NAPOLI (Di Anna Calì) – Non è stato raggiunto il quorum sul diritto di cittadinanza agli stranieri e sui diritti dei lavoratori. Il referendum, affondato nel silenzio e nell’ignavia, è stato sconfitto ancor prima di aprire le urne.
Una sconfitta vigliacca, figlia dell’astensionismo consapevole e dei proclami che invitavano a non votare. E chi ieri ha scelto il mare, il divano o l’ennesimo sfogo sui social, oggi dovrebbe avere il coraggio di guardarsi allo specchio e chiedersi: di cosa mi lamenterò domani?

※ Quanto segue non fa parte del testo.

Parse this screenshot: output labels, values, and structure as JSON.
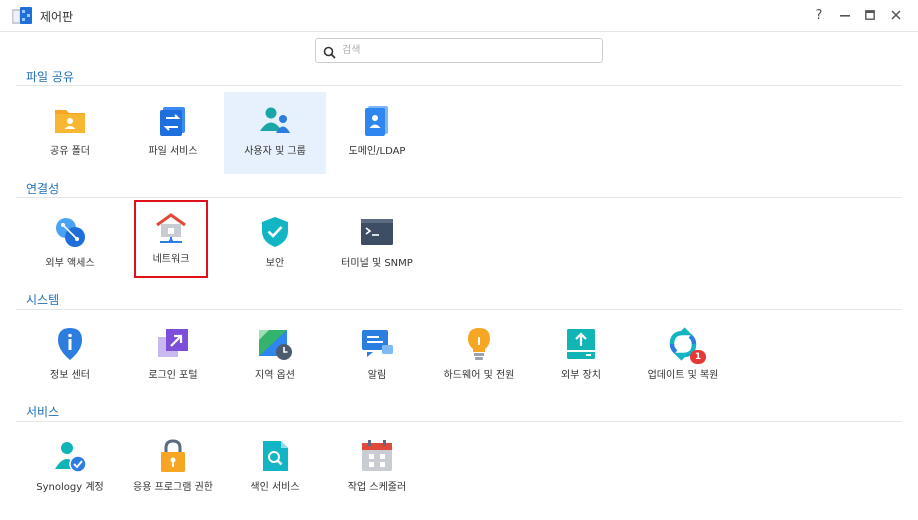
{
  "window": {
    "title": "제어판",
    "help_label": "?"
  },
  "search": {
    "placeholder": "검색"
  },
  "sections": {
    "file_sharing": {
      "title": "파일 공유",
      "items": [
        {
          "label": "공유 폴더",
          "icon": "shared-folder-icon"
        },
        {
          "label": "파일 서비스",
          "icon": "file-services-icon"
        },
        {
          "label": "사용자 및 그룹",
          "icon": "user-group-icon"
        },
        {
          "label": "도메인/LDAP",
          "icon": "domain-ldap-icon"
        }
      ]
    },
    "connectivity": {
      "title": "연결성",
      "items": [
        {
          "label": "외부 액세스",
          "icon": "external-access-icon"
        },
        {
          "label": "네트워크",
          "icon": "network-icon"
        },
        {
          "label": "보안",
          "icon": "security-shield-icon"
        },
        {
          "label": "터미널 및 SNMP",
          "icon": "terminal-icon"
        }
      ]
    },
    "system": {
      "title": "시스템",
      "items": [
        {
          "label": "정보 센터",
          "icon": "info-center-icon"
        },
        {
          "label": "로그인 포털",
          "icon": "login-portal-icon"
        },
        {
          "label": "지역 옵션",
          "icon": "regional-options-icon"
        },
        {
          "label": "알림",
          "icon": "notification-icon"
        },
        {
          "label": "하드웨어 및 전원",
          "icon": "hardware-power-icon"
        },
        {
          "label": "외부 장치",
          "icon": "external-devices-icon"
        },
        {
          "label": "업데이트 및 복원",
          "icon": "update-restore-icon",
          "badge": "1"
        }
      ]
    },
    "services": {
      "title": "서비스",
      "items": [
        {
          "label": "Synology 계정",
          "icon": "synology-account-icon"
        },
        {
          "label": "응용 프로그램 권한",
          "icon": "application-privileges-icon"
        },
        {
          "label": "색인 서비스",
          "icon": "indexing-service-icon"
        },
        {
          "label": "작업 스케줄러",
          "icon": "task-scheduler-icon"
        }
      ]
    }
  },
  "colors": {
    "section_title": "#1f6fb5",
    "selected_tile_bg": "#e6f1fd",
    "highlight_border": "#e0101a",
    "badge": "#e53935"
  }
}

Perché da oggi in poi, chi non ha votato non avrà più il diritto morale di gridare allo scandalo davanti a un lavoratore che muore sul posto di lavoro. Non potrà scrivere indignato quando l’ennesimo immigrato senza diritti verrà sfruttato nei campi o nei cantieri. Non potrà indignarsi se un giovane vedrà il proprio contratto stracciato come carta sporca.
Ieri c’era un’occasione per contare davvero. E in troppi hanno scelto il nulla.
In un Paese che si riempie la bocca di parole come democrazia e libertà, sono bastate poche voci provenienti da Roma per zittire le coscienze.
I soliti politici, quelli che non vogliono che sia il popolo a decidere, hanno fatto campagna contro il voto. E, incredibilmente hanno vinto!
C’è un’immagine che dovrebbe far vergognare ogni giovane e ogni adulto che ieri ha scelto l’astensione: quella dei novantenni e dei centenari che, bastone alla mano, sono andati a votare.
Loro sì che ricordano cosa significhi un referendum.
Loro c’erano quando il referendum ha cambiato il destino di questa nazione. Non si sono fatti intimorire da chi oggi urla “tanto non serve a niente”.
E pensare che solo pochi mesi fa abbiamo riempito le sale per vedere C’è ancora domani, applaudendo la lotta per i diritti. Abbiamo pianto per le conquiste delle donne, condannato le ingiustizie del passato, promesso mai più. Ma a quanto pare era solo cinema. Pura emozione da popcorn.
Perché al primo bivio concreto, quando i diritti dovevano essere difesi con un gesto semplice come votare, il Paese ha voltato le spalle. E non ha avuto il coraggio di prendere una posizione.
Questo referendum era un’occasione per dare voce a chi lavora senza tutele, a chi muore sul lavoro, a chi viene sfruttato solo per avere un passaporto diverso.
Non era una battaglia di sinistra o di destra. Era una battaglia di civiltà.
Non raggiungere il quorum non è solo una sconfitta per la politica, è una sconfitta per il popolo intero.
Chi ha perso un padre, un fratello, un figlio in fabbrica o in un cantiere sa bene quanto contano le leggi, quanto contano i diritti.
Chi è stato licenziato ingiustamente conosce il valore delle protezioni.
Chi lavora con contratti da fame sa quanto serva una voce che li difenda.
Ieri quella voce poteva essere la nostra.
E invece è stato il silenzio a vincere.
Basterebbe guardare alla storia per capire che proprio grazie a un referendum questo Paese ha scelto il proprio futuro. Il diritto di voto è stato conquistato a fatica: donne che hanno lottato, partigiani che sono morti per la libertà di esprimersi, generazioni che hanno sudato sangue per avere ciò che oggi diamo per scontato.
E oggi? Oggi ci sono italiani che non capiscono nemmeno cosa significhi disertare un referendum. Che si permettono di dire “non serve a niente”, insultando la memoria di chi per quel voto ha pagato con la vita.
I giovani che oggi considerano inutile il voto si ritroveranno presto senza un futuro. Perché quando si rinuncia al diritto di parola democratica, i diritti sul lavoro sono i primi a cadere.
E allora non dobbiamo più stupirci se i contratti diventeranno sempre più precari, se i morti sul lavoro aumenteranno, se lo sfruttamento continuerà. Abbiamo mandato noi questo segnale.
Ieri il popolo italiano ha sbagliato. Di grosso.
Non ci sono scuse. Non ci sono alibi.
La politica della paura ha vinto e la democrazia ha perso.
Ora, la prossima volta che qualcuno morirà lavorando, che un immigrato verrà sfruttato, che un giovane verrà licenziato ingiustamente, ricordatevi dell’8 e 9 giugno 2025.
E abbiate almeno il pudore di non lamentarvi.
Perché la storia la scrivono quelli che hanno il coraggio di votare.
Gli altri ne subiscono le conseguenze.
E chi ieri ha scelto il nulla, oggi deve tacere.
Per rispetto di chi con il bastone in mano e il cuore saldo ancora crede nella democrazia.